Hamdan Al Kamali's move to Ligue 1 can break logjam for UAE footballers
Hamdan Al Kamali's move to the French club Lyon could shake the foundations of UAE football.
How top national players interact with their domestic clubs may have just changed irrevocably. The career paths of the nation's best young talents could also now lead them abroad, finally, and at an early age.
Al Kamali may be the first successful instance of "player power" wielded by an Emirati footballer. Lyon wanted him; he wanted Lyon. When Al Wahda did not move, Al Kamali removed himself from the side. Wahda relented. Common tactics in Europe; revolutionary here.
The UAE's football leaders long have recognised that a key tactic in arresting the nation's slide into international irrelevance is to allow young players to hone their talents abroad.
Historically, club officials have backed the idea, too - as long as it did not pertain to their own Emirati stars.

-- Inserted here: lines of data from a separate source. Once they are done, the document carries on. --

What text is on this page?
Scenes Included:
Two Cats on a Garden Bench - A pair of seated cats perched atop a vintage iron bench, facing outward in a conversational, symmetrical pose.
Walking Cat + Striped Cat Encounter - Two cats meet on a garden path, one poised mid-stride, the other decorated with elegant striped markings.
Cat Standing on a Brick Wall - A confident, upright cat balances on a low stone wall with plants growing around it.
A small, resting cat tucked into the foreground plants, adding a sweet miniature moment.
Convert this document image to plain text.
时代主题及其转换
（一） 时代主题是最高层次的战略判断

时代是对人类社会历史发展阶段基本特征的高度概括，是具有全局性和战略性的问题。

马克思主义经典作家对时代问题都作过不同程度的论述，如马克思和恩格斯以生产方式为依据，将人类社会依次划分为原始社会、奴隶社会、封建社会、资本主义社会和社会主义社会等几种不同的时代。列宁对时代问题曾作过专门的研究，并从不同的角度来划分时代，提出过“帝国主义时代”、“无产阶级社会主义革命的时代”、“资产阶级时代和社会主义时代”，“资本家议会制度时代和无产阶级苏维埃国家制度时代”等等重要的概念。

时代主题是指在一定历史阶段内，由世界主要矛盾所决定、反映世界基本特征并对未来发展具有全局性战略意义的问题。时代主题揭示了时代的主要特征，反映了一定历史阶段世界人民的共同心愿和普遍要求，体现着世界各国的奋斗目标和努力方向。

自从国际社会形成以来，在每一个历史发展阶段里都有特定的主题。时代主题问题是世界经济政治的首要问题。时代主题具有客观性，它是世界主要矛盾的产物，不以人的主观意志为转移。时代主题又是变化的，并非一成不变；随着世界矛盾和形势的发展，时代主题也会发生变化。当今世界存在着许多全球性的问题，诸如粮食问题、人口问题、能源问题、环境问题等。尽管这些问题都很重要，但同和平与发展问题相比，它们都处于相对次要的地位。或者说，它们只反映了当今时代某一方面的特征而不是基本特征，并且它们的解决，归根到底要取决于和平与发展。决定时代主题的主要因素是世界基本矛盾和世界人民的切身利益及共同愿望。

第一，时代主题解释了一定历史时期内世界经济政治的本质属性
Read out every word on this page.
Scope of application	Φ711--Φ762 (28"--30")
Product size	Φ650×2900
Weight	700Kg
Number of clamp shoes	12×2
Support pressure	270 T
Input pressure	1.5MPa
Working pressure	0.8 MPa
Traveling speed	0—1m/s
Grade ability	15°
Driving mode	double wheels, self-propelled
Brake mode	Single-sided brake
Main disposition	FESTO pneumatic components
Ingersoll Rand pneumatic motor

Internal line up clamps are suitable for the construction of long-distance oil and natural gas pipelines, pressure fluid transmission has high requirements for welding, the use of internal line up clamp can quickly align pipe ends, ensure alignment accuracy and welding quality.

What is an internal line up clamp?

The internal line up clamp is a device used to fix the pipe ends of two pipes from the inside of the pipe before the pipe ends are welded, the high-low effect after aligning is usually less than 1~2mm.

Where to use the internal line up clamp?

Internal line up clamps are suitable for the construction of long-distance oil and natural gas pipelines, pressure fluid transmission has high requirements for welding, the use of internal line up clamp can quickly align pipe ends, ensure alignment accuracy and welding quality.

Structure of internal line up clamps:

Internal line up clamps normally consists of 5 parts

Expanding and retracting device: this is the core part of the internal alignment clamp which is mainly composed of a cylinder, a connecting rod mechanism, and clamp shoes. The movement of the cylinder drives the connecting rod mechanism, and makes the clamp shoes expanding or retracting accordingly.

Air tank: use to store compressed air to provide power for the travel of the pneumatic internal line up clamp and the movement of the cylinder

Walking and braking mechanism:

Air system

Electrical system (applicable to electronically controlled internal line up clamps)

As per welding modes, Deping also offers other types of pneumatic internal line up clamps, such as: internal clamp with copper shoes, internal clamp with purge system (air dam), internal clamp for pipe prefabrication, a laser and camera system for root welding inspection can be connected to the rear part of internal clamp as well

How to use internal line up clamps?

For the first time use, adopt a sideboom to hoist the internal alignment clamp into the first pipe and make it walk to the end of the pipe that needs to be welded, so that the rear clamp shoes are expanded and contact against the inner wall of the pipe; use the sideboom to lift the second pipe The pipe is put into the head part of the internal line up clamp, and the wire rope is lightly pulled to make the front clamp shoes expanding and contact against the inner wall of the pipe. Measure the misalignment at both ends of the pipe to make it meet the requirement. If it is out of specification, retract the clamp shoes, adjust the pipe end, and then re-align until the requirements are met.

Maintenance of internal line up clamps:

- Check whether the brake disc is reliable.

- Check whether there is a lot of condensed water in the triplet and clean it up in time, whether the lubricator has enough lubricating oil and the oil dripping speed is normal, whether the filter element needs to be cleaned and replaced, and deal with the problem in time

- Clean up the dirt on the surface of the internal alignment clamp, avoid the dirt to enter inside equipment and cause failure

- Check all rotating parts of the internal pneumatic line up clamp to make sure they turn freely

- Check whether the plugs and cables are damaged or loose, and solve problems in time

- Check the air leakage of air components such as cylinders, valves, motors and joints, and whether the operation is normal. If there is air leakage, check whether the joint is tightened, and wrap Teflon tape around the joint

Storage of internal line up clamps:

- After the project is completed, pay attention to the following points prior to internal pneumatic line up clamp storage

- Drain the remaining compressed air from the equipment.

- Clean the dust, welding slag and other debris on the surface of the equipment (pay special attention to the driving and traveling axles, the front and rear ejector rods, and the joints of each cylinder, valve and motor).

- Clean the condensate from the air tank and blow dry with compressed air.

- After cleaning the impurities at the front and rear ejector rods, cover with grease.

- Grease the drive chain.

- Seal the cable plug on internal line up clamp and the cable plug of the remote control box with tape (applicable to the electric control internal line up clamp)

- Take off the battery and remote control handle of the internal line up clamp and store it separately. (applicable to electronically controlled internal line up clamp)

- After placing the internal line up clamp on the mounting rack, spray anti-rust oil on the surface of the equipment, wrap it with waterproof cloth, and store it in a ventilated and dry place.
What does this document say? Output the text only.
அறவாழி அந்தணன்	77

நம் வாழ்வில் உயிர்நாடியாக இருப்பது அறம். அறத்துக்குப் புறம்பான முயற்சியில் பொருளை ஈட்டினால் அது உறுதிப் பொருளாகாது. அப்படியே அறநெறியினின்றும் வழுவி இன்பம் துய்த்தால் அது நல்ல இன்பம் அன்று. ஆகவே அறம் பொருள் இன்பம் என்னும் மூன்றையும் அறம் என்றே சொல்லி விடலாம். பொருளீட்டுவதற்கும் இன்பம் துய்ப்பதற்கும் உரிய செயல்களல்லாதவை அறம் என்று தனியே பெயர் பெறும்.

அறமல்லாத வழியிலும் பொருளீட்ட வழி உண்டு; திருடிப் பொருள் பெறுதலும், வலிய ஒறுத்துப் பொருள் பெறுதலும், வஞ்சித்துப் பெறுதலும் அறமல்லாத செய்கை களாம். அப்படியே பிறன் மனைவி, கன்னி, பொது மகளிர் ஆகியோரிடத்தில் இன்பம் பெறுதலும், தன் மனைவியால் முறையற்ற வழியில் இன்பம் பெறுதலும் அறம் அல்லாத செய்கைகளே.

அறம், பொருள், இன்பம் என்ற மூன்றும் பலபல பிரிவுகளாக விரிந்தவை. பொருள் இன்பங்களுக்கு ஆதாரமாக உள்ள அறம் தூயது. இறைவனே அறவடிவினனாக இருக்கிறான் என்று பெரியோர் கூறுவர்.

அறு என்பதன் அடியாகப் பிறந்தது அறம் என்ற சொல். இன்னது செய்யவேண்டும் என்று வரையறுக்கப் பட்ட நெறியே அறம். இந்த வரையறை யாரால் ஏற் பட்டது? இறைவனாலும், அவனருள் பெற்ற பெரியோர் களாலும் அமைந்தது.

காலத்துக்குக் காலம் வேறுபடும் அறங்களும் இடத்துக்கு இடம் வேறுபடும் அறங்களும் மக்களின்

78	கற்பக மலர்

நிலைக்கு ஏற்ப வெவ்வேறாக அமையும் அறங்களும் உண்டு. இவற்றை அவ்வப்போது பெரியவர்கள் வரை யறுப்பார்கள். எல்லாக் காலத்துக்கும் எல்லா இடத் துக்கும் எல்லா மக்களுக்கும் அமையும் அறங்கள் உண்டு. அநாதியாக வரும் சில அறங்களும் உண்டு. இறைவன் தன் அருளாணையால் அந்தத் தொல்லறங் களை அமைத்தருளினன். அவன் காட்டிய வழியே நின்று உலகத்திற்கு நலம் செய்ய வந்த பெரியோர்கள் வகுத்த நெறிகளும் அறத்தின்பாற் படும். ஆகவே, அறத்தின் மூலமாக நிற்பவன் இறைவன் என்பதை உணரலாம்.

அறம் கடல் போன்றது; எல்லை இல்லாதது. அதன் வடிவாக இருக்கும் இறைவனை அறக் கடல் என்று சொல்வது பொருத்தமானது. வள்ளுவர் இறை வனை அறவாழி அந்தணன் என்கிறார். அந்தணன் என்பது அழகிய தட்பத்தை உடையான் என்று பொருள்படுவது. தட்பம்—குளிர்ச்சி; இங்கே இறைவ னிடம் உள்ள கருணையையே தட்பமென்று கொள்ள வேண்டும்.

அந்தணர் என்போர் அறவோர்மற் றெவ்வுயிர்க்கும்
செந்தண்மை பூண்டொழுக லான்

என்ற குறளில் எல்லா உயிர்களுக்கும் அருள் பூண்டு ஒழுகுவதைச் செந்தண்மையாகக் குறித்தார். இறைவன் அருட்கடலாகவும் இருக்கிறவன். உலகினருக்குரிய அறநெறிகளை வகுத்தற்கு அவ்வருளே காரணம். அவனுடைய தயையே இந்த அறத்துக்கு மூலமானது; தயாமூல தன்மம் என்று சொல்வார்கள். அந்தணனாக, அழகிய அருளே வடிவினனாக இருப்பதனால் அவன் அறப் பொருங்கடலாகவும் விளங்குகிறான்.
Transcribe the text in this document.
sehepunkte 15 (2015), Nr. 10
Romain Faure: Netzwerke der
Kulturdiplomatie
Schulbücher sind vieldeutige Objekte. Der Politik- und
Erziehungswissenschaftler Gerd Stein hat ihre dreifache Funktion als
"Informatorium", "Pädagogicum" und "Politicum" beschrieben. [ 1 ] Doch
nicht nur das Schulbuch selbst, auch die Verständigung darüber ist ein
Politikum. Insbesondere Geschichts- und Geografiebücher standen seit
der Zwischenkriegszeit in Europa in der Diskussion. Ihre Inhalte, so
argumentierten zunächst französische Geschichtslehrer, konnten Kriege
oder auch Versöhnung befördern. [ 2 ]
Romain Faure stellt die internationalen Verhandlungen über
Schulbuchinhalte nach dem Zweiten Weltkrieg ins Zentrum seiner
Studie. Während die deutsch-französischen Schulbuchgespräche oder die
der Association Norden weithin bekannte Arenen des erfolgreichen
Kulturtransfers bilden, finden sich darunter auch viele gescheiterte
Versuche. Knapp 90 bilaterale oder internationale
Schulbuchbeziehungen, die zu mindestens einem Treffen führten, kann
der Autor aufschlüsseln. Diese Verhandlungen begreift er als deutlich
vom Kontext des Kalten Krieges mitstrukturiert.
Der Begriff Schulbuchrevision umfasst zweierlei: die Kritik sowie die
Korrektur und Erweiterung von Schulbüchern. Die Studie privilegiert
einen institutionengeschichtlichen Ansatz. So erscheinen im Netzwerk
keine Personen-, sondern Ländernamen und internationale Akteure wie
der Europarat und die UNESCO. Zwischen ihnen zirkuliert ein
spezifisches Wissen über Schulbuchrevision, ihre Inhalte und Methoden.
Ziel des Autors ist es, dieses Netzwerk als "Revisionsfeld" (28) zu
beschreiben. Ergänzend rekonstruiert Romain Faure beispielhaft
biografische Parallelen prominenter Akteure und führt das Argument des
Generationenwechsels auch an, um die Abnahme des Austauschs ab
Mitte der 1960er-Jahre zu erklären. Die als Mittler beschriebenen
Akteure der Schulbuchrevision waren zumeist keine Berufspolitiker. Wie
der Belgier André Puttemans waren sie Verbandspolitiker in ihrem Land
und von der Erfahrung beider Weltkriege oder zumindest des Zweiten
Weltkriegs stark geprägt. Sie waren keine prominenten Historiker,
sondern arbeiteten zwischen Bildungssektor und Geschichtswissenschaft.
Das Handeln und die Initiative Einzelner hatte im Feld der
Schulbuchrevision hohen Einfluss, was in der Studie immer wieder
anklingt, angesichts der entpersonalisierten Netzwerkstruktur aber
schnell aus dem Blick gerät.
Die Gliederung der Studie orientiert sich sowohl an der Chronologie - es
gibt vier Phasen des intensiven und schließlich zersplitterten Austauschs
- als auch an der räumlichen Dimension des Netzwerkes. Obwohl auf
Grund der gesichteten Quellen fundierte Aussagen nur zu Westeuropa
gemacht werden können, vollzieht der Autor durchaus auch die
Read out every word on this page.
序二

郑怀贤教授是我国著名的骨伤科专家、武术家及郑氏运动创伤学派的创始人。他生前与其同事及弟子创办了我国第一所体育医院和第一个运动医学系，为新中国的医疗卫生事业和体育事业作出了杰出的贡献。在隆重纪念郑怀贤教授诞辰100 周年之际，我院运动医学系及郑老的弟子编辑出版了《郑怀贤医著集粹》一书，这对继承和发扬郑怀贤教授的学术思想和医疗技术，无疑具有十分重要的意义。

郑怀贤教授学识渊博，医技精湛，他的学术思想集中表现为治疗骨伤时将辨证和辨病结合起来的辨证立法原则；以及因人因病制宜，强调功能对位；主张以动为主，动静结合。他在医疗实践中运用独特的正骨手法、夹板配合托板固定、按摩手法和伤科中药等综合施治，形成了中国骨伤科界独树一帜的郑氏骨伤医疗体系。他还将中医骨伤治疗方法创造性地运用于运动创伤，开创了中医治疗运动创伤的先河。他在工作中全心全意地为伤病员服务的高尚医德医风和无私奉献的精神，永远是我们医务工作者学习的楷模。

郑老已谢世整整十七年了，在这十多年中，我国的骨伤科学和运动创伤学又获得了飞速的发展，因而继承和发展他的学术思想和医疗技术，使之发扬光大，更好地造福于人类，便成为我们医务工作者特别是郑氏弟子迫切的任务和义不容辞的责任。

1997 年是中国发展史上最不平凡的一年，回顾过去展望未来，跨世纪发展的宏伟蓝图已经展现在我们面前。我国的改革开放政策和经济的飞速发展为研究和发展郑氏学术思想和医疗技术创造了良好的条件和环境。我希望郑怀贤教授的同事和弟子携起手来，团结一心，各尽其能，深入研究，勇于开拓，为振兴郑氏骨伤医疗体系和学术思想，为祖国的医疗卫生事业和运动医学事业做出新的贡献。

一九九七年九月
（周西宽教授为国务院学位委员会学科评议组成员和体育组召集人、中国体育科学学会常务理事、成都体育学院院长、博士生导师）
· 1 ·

Al Kamali's move could break this logjam. Yes, the tall and quick defender, a natural leader, a regular in Wahda's 2010 championship side, seems best prepared to make the leap to a Ligue 1 club. But the likes of Amer Abdulrahman (Baniyas), Omar Abdulrahman (Al Ain) and Ali Mabkhout (Al Jazira) also could find suitors.
The risk to domestic football is not as dire as perceived; clubs will not have their half-dozen best Emiratis stripped away.
Instead, if will be a player here, a player there, and if they survive the crucible of international club football, they will return to form the nucleus of stronger national teams.